Integration of photochromism and ferroelectricity in one material is significant for not only an in-depth understanding of the physiochemical process but also advances in multipurpose optoelectronic devices. Research on the combination of them has been mainly constrained in ferroelectric liquid crystals doped with photochromic components, ferroelectric ceramics doped with rare-earth ions, and single-component organic photochromic crystals, leading to scant material diversity and limited application range. Recently booming organic–inorganic hybrid materials may serve as potential candidates for neoteric photochromic ferroelectrics due to their species diversity, easy chemical fabrication, and versatile physical properties.

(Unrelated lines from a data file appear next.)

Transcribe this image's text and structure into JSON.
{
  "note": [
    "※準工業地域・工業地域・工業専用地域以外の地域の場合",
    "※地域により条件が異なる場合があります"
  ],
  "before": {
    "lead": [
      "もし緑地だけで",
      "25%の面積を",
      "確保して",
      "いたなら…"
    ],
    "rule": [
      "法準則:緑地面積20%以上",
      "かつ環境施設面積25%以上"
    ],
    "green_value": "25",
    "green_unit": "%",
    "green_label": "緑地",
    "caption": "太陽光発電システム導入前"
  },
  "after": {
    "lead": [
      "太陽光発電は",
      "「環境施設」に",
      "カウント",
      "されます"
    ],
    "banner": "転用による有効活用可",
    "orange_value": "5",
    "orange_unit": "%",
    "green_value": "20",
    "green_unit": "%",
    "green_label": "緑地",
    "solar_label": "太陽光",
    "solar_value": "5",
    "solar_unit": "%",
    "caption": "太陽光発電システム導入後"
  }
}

In this work, two new organic–inorganic hybrid metal halide Schiff base derivatives of [SAPD]2CdX4 (SAPD = 1-((2-hydroxybenzylidene)­amino)­pyridin-1-ium, X = Br and I) have been successfully synthesized. Both of them present reversible photochromism, originating from the photoinduced proton transfer and structural isomerization. More interestingly, [SAPD]2CdI4 exhibits room-temperature ferroelectricity, which has extended the photochromic ferroelectric family. Besides, optically controlled polarization switching has been achieved in [SAPD]2CdI4, demonstrating the ability of modulation of ferroelectricity via a photoinduced structural change. This work provides inspiration for the combination of functionalities in hybrid materials, which holds great potential for intriguing optoelectronic integrated applications.